You bring up some very good points Ms. McDaniels.  I wish you had mentioned that the movie "Babe" (wasn't that the one about the pig?) used The Organ Symphony by Saint-Saens for the conclusion and throughout the whole movie.

However, during the Golden Age of Hollywood, a lot of composers who worked in the Classical style were able to make very successful careers for themselves; some of their film compositions standing on their own as compositions independent of the film.  Bernard Herrmann is an excellent example.  Starting in New York in the 30's with Aaron Copland, Orson Welles eventually brought him to Hollywood where he scored intriguing, dramatic scores that have echoes of the past, as well as being an entirely new compositions.

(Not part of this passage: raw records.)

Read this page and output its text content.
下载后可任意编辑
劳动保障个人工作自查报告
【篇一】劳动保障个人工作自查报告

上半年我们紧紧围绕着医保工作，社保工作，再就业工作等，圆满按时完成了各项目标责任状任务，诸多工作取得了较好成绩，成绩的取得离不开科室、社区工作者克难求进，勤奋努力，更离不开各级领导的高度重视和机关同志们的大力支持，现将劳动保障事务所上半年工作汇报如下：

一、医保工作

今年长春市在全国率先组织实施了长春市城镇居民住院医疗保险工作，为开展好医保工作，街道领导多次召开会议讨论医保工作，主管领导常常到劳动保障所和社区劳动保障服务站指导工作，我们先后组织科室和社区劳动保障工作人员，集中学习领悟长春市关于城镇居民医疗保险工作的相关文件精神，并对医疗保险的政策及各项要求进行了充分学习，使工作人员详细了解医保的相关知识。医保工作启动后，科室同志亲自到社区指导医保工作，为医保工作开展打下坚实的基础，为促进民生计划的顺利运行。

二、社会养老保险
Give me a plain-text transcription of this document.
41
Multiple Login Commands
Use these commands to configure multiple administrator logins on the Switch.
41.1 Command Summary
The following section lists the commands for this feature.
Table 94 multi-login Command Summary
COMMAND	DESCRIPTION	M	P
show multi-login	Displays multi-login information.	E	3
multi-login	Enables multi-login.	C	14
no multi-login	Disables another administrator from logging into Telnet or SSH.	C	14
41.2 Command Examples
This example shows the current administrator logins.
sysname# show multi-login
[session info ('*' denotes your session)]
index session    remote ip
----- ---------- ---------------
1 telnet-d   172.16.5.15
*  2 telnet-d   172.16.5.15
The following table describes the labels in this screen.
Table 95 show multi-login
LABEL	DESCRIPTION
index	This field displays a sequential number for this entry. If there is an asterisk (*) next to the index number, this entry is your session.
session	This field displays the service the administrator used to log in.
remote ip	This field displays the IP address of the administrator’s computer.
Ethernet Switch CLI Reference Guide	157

Even Martin Sorcese said about Herrmann's Hitchcock's scores that they were "like a vortex."  Sorcese said that it reminded him of Wagner because of the "endless melody" or "endless sound."  If one listens to Herrmann's superb score for Vertigo carefully, one can easily make a comparison to Wagner's Tristan and Isolde.  And Vertigo was also about "endless love."  There was a melody that just continued in lush traditional harmonies; which reaches a climax (almost sexual, like Wagner) and then ends softly, drawn-out, sustained, almost as if it doesn't want to end before reaching a peaceful conclusion.  (I wish WFMT would play this music sometime.)

"I'd  like to thank a very dear, dead composer," actually did happen in 1947; at the Oscar ceremony, Tiomkin thanked Brahms, Beethoven, Mozart, Strauss and Schubert while the audience was snickering.